The engine was turned off the car was still, but his hands would not leave the steering wheel. His leather driving gloves creaked as he grasped it even tighter. "You wouldn't listen, you wouldn't listen to sense:

"What do you expect? Christ, I didn't even know my own name. I had no idea what I was fucking doing. I would never have had the shower…'

She'd been too upset to think clearly, of course. He'd tried to explain all this to the WPC that morning, but she'd just shrugged and looked at her colleague and carried on taking the clothes and putting them into a plastic bag 'as they were taken off and handed over.

'You shouldn't have had a shower, love,' the WPC said. 'That was a bit silly. You should have come straight in, last night, as soon as it had happened…'

The engine had been off for no more than a minute, but already it was freezing inside the car. The tears felt warm as they inched slowly down his face, running into his moustache. 'You said you'd wanted to wash… to wash him off you. I said I understood but I told you, you shouldn't have.

That it wasn't a good idea. You weren't listening to me…'

Standing there in the lounge after she'd told him. The horrible minutes and hours after she'd described what had been done to her. She wouldn't let him do a lot of things. She wouldn't let him hold her. She wouldn't let him ring anybody. She wouldn't let him go round to the bastard's house to kick what little he had between his legs into a bloody mush and punch him into the middle of next week.

He looked at his watch.

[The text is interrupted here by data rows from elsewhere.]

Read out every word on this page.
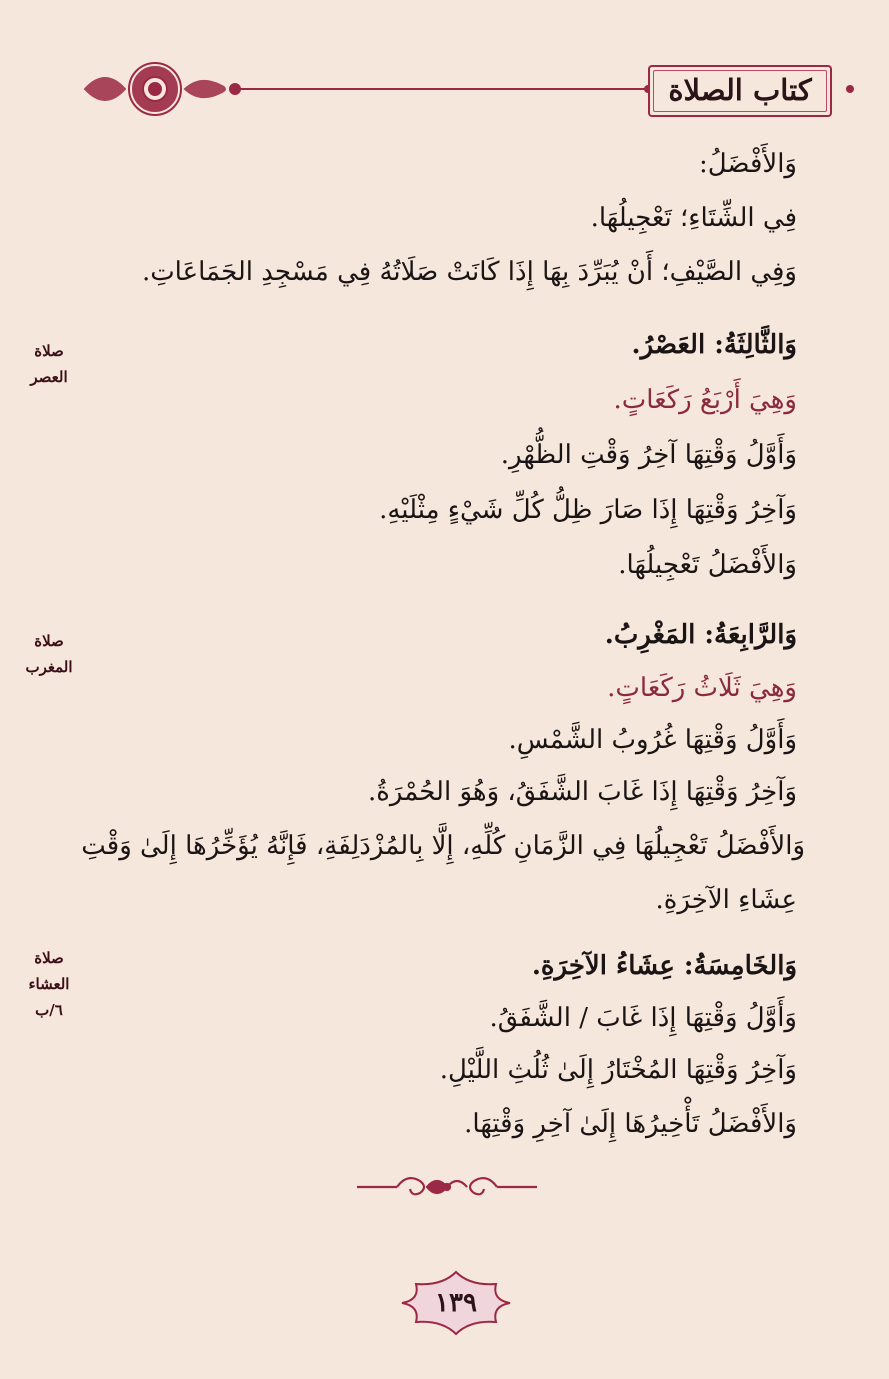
كتاب الصلاة
وَالأَفْضَلُ:
فِي الشِّتَاءِ؛ تَعْجِيلُهَا.
وَفِي الصَّيْفِ؛ أَنْ يُبَرِّدَ بِهَا إِذَا كَانَتْ صَلَاتُهُ فِي مَسْجِدِ الجَمَاعَاتِ.
صلاة
العصر
وَالثَّالِثَةُ: العَصْرُ.
وَهِيَ أَرْبَعُ رَكَعَاتٍ.
وَأَوَّلُ وَقْتِهَا آخِرُ وَقْتِ الظُّهْرِ.
وَآخِرُ وَقْتِهَا إِذَا صَارَ ظِلُّ كُلِّ شَيْءٍ مِثْلَيْهِ.
وَالأَفْضَلُ تَعْجِيلُهَا.
صلاة
المغرب
وَالرَّابِعَةُ: المَغْرِبُ.
وَهِيَ ثَلَاثُ رَكَعَاتٍ.
وَأَوَّلُ وَقْتِهَا غُرُوبُ الشَّمْسِ.
وَآخِرُ وَقْتِهَا إِذَا غَابَ الشَّفَقُ، وَهُوَ الحُمْرَةُ.
وَالأَفْضَلُ تَعْجِيلُهَا فِي الزَّمَانِ كُلِّهِ، إِلَّا بِالمُزْدَلِفَةِ، فَإِنَّهُ يُؤَخِّرُهَا إِلَىٰ وَقْتِ
عِشَاءِ الآخِرَةِ.
صلاة
العشاء
٦/ب
وَالخَامِسَةُ: عِشَاءُ الآخِرَةِ.
وَأَوَّلُ وَقْتِهَا إِذَا غَابَ / الشَّفَقُ.
وَآخِرُ وَقْتِهَا المُخْتَارُ إِلَىٰ ثُلُثِ اللَّيْلِ.
وَالأَفْضَلُ تَأْخِيرُهَا إِلَىٰ آخِرِ وَقْتِهَا.
١٣٩
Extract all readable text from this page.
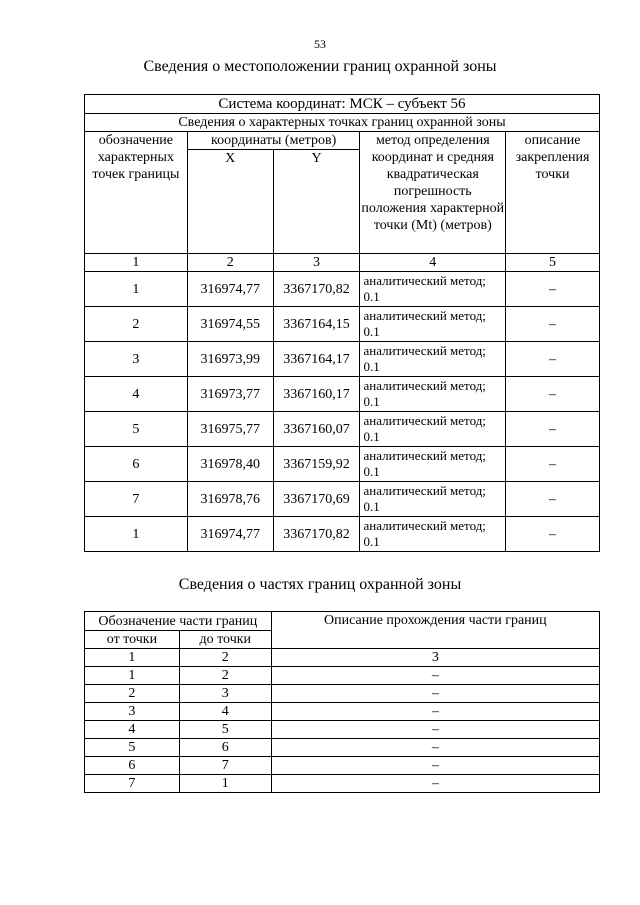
53
Сведения о местоположении границ охранной зоны
Система координат: МСК – субъект 56				
Сведения о характерных точках границ охранной зоны				
обозначение характерных точек границы	координаты (метров)		метод определения координат и средняя квадратическая погрешность положения характерной точки (Mt) (метров)	описание закрепления точки
	X	Y		
1	2	3	4	5
1	316974,77	3367170,82	аналитический метод; 0.1	–
2	316974,55	3367164,15	аналитический метод; 0.1	–
3	316973,99	3367164,17	аналитический метод; 0.1	–
4	316973,77	3367160,17	аналитический метод; 0.1	–
5	316975,77	3367160,07	аналитический метод; 0.1	–
6	316978,40	3367159,92	аналитический метод; 0.1	–
7	316978,76	3367170,69	аналитический метод; 0.1	–
1	316974,77	3367170,82	аналитический метод; 0.1	–
Сведения о частях границ охранной зоны
Обозначение части границ		Описание прохождения части границ
от точки	до точки	
1	2	3
1	2	–
2	3	–
3	4	–
4	5	–
5	6	–
6	7	–
7	1	–
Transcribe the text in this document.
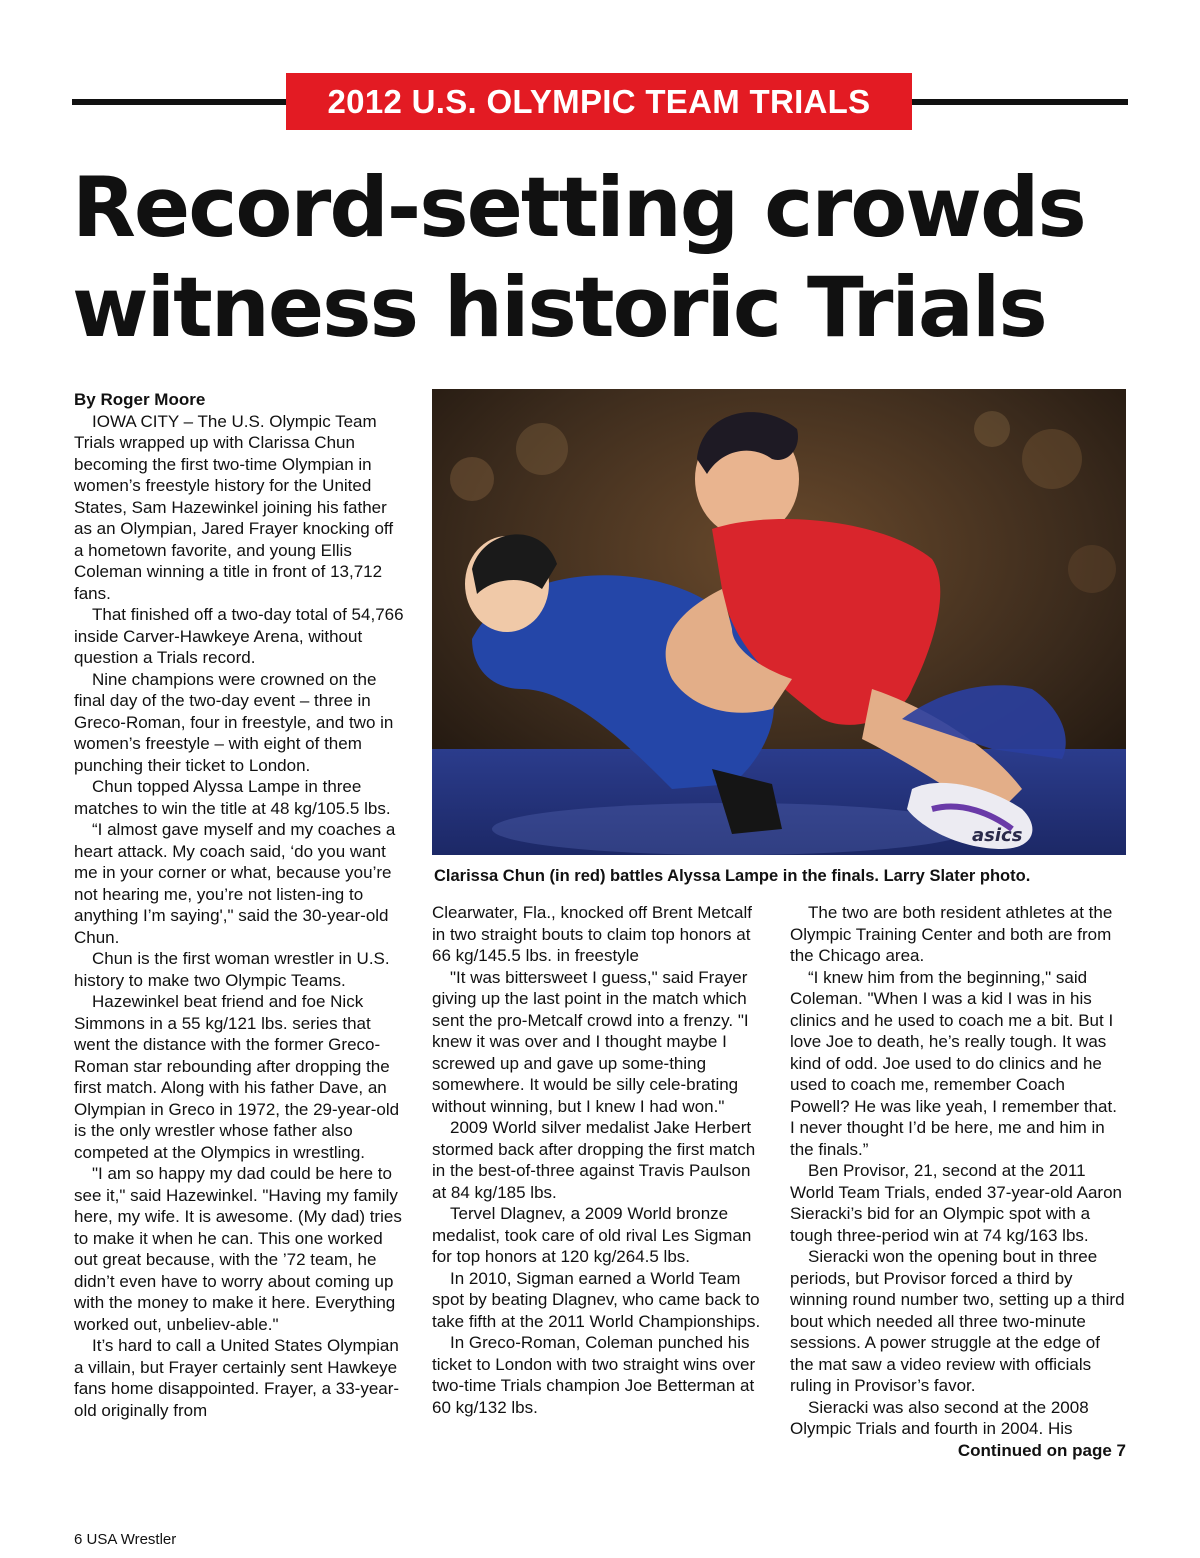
2012 U.S. OLYMPIC TEAM TRIALS
Record-setting crowds
witness historic Trials

By Roger Moore

IOWA CITY – The U.S. Olympic Team Trials wrapped up with Clarissa Chun becoming the first two-time Olympian in women’s freestyle history for the United States, Sam Hazewinkel joining his father as an Olympian, Jared Frayer knocking off a hometown favorite, and young Ellis Coleman winning a title in front of 13,712 fans.

That finished off a two-day total of 54,766 inside Carver-Hawkeye Arena, without question a Trials record.

Nine champions were crowned on the final day of the two-day event – three in Greco-Roman, four in freestyle, and two in women’s freestyle – with eight of them punching their ticket to London.

Chun topped Alyssa Lampe in three matches to win the title at 48 kg/105.5 lbs.

“I almost gave myself and my coaches a heart attack. My coach said, ‘do you want me in your corner or what, because you’re not hearing me, you’re not listen-ing to anything I’m saying'," said the 30-year-old Chun.

Chun is the first woman wrestler in U.S. history to make two Olympic Teams.

Hazewinkel beat friend and foe Nick Simmons in a 55 kg/121 lbs. series that went the distance with the former Greco-Roman star rebounding after dropping the first match. Along with his father Dave, an Olympian in Greco in 1972, the 29-year-old is the only wrestler whose father also competed at the Olympics in wrestling.

"I am so happy my dad could be here to see it," said Hazewinkel. "Having my family here, my wife. It is awesome. (My dad) tries to make it when he can. This one worked out great because, with the ’72 team, he didn’t even have to worry about coming up with the money to make it here. Everything worked out, unbeliev-able."

It’s hard to call a United States Olympian a villain, but Frayer certainly sent Hawkeye fans home disappointed. Frayer, a 33-year-old originally from

asics

Clarissa Chun (in red) battles Alyssa Lampe in the finals. Larry Slater photo.

Clearwater, Fla., knocked off Brent Metcalf in two straight bouts to claim top honors at 66 kg/145.5 lbs. in freestyle

"It was bittersweet I guess," said Frayer giving up the last point in the match which sent the pro-Metcalf crowd into a frenzy. "I knew it was over and I thought maybe I screwed up and gave up some-thing somewhere. It would be silly cele-brating without winning, but I knew I had won."

2009 World silver medalist Jake Herbert stormed back after dropping the first match in the best-of-three against Travis Paulson at 84 kg/185 lbs.

Tervel Dlagnev, a 2009 World bronze medalist, took care of old rival Les Sigman for top honors at 120 kg/264.5 lbs.

In 2010, Sigman earned a World Team spot by beating Dlagnev, who came back to take fifth at the 2011 World Championships.

In Greco-Roman, Coleman punched his ticket to London with two straight wins over two-time Trials champion Joe Betterman at 60 kg/132 lbs.

The two are both resident athletes at the Olympic Training Center and both are from the Chicago area.

“I knew him from the beginning," said Coleman. "When I was a kid I was in his clinics and he used to coach me a bit. But I love Joe to death, he’s really tough. It was kind of odd. Joe used to do clinics and he used to coach me, remember Coach Powell? He was like yeah, I remember that. I never thought I’d be here, me and him in the finals.”

Ben Provisor, 21, second at the 2011 World Team Trials, ended 37-year-old Aaron Sieracki’s bid for an Olympic spot with a tough three-period win at 74 kg/163 lbs.

Sieracki won the opening bout in three periods, but Provisor forced a third by winning round number two, setting up a third bout which needed all three two-minute sessions. A power struggle at the edge of the mat saw a video review with officials ruling in Provisor’s favor.

Sieracki was also second at the 2008 Olympic Trials and fourth in 2004. His

Continued on page 7

6 USA Wrestler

He wondered if the police would pick Franklin up at work or later on at his house…

He needed to call the office and tell them he wouldn't be in. He needed to call the school to check that everything was OK, that the previous night's explanations for why Mummy was so upset had been believed…

'What did that woman mean?' she said, suddenly. 'That WPC? When she asked if I always wore a dress that nice to go to work?' She slid her hands beneath her legs and began to rock gently in her seat. Snow was starting to fall quite heavily, building up quickly on the bonnet and windscreen. He didn't bother to turn on the wipers.

THREE

Later, when they talked about it, both Thorne and Holland admitted to fancying the Deputy Governor of Derby Prison. What neither of them quite got round to admitting was that, attractive as she undoubtedly was, they actually fancied her more because she was a prison governor.